Yes, it is really good news to see so many immigration expansionists being quoted in the media attacking the idea of reducing legal immigration.
It indicates that the concept is gaining enough traction for the immigration expansionists to become seriously worried.
We saw some flurries of these attacks a month ago when Sen. Tom Cotton (R-Ark.) and Sen. David Perdue (R-Ga.) introduced the RAISE Act (S. 354) which they promise would immediately reduce annual legal immigration by 40% from its recent average above a million.
The attacks on this kind of immigration moderation started to look more like a blizzard after President Trump made strong statements to Congress Tuesday night about the need to change the legal immigration system to help American workers.
You may recall that I shot out a statement to the media as soon as the speech ended claiming that the President's comments were a "tacit endorsement" of the RAISE Act.
I'm pleased that many commentators, reporters and immigration expansion advocates the next day were making that connection and putting a lot of spotlight on the RAISE Act, which would end all Chain Migration categories and the Visa Lottery.
Most of the attention was given in the form of advocates and "experts" being quoted about what a horrible thing it would be to give out a half-million fewer lifetime U.S. work permits to citizens of other countries every year.
The expansionists' biggest argument seems to be that the U.S. economy would stagnate without the government-forced population growth created by immigration. They also make claims relying on the belief that the 50 million working-age Americans who have no job at all right now could not possibly be persuaded to take the jobs that those half-million denied immigrants otherwise would take.
Which of those 50 million Americans do the expansionists believe are too picky, or too lazy, or too pampered or too untrainable to be recruited to fill jobs that the government imports immigrants to fill?
Perhaps it is the 2 of every 5 Millennials of all ethnicities under age 30 with no college degree who have no job of any kind. The expansionists find it far preferable to add a million more work-permitted immigrants each year than to encourage better engagement of this young demographic that is in its physical prime and learning life-long habits of self-sufficiency or dependency.

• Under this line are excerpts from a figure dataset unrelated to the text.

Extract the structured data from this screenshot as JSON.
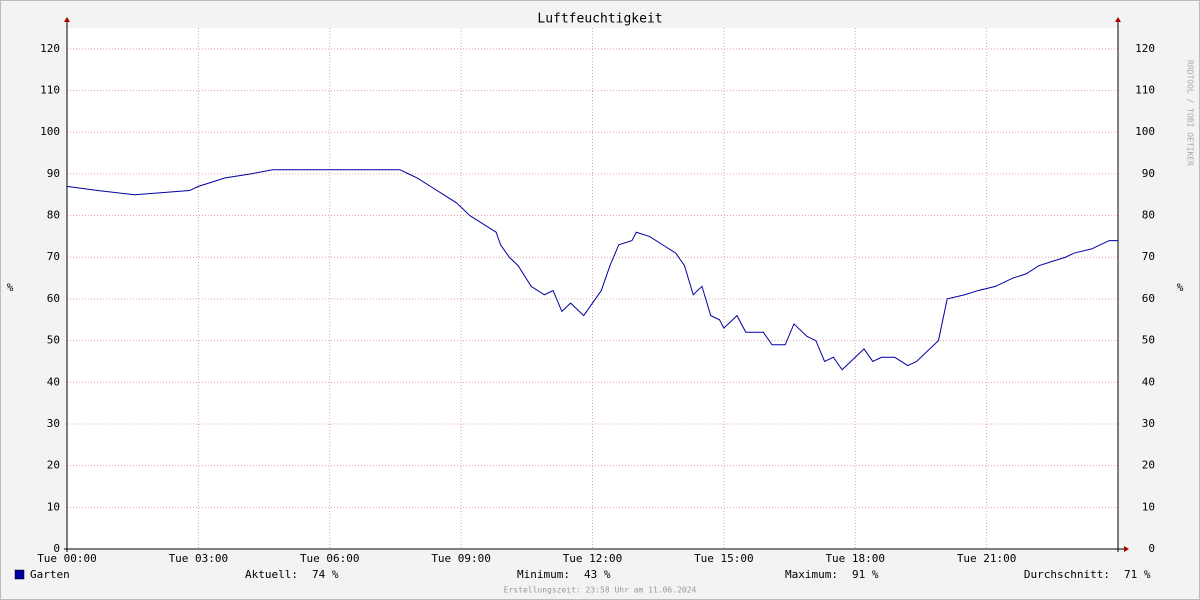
{
  "chart_data": {
    "type": "line",
    "title": "Luftfeuchtigkeit",
    "y_label": "%",
    "watermark": "RRDTOOL / TOBI OETIKER",
    "x": [
      0,
      0.7,
      1.55,
      2.8,
      3.0,
      3.3,
      3.6,
      4.2,
      4.7,
      7.6,
      7.8,
      8.0,
      8.3,
      8.6,
      8.9,
      9.2,
      9.5,
      9.8,
      9.9,
      10.1,
      10.3,
      10.6,
      10.9,
      11.1,
      11.3,
      11.5,
      11.8,
      12.0,
      12.2,
      12.4,
      12.6,
      12.9,
      13.0,
      13.3,
      13.6,
      13.9,
      14.1,
      14.3,
      14.5,
      14.7,
      14.9,
      15.0,
      15.3,
      15.5,
      15.9,
      16.1,
      16.4,
      16.6,
      16.9,
      17.1,
      17.3,
      17.5,
      17.7,
      18.0,
      18.2,
      18.4,
      18.6,
      18.9,
      19.2,
      19.4,
      19.6,
      19.9,
      20.0,
      20.1,
      20.5,
      20.8,
      21.2,
      21.6,
      21.9,
      22.2,
      22.5,
      22.8,
      23.0,
      23.4,
      23.6,
      23.8,
      24
    ],
    "series": [
      {
        "name": "Garten",
        "color": "#0000a0",
        "values": [
          87,
          86,
          85,
          86,
          87,
          88,
          89,
          90,
          91,
          91,
          90,
          89,
          87,
          85,
          83,
          80,
          78,
          76,
          73,
          70,
          68,
          63,
          61,
          62,
          57,
          59,
          56,
          59,
          62,
          68,
          73,
          74,
          76,
          75,
          73,
          71,
          68,
          61,
          63,
          56,
          55,
          53,
          56,
          52,
          52,
          49,
          49,
          54,
          51,
          50,
          45,
          46,
          43,
          46,
          48,
          45,
          46,
          46,
          44,
          45,
          47,
          50,
          55,
          60,
          61,
          62,
          63,
          65,
          66,
          68,
          69,
          70,
          71,
          72,
          73,
          74,
          74
        ]
      }
    ],
    "xlim": [
      0,
      24
    ],
    "xticks": [
      {
        "value": 0,
        "label": "Tue 00:00"
      },
      {
        "value": 3,
        "label": "Tue 03:00"
      },
      {
        "value": 6,
        "label": "Tue 06:00"
      },
      {
        "value": 9,
        "label": "Tue 09:00"
      },
      {
        "value": 12,
        "label": "Tue 12:00"
      },
      {
        "value": 15,
        "label": "Tue 15:00"
      },
      {
        "value": 18,
        "label": "Tue 18:00"
      },
      {
        "value": 21,
        "label": "Tue 21:00"
      }
    ],
    "ylim": [
      0,
      125
    ],
    "yticks": [
      0,
      10,
      20,
      30,
      40,
      50,
      60,
      70,
      80,
      90,
      100,
      110,
      120
    ],
    "grid": true,
    "stats": [
      {
        "label": "Aktuell:",
        "value": "74 %"
      },
      {
        "label": "Minimum:",
        "value": "43 %"
      },
      {
        "label": "Maximum:",
        "value": "91 %"
      },
      {
        "label": "Durchschnitt:",
        "value": "71 %"
      }
    ],
    "footer": "Erstellungszeit: 23:58 Uhr am 11.06.2024"
  }
}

Or maybe the immigration expansionists have such low opinions of the two minority groups with the largest number of Americans living in poverty that they think businesses shouldn't have to recruit among the 30% of all working-age Hispanic Americans and 36% of all working-age African Americans who currently don't have even a part-time job.
Immigration policies are always about who gets preference from the U.S. government. A very good sign this week was the statement from the AFL-CIO chief Richard Trumka that he agreed with the President's principle that immigration policies should show a preferential concern for how workers are affected.
Trumka and Trump spotlighting legal immigration levels! No wonder the expansionists are worried.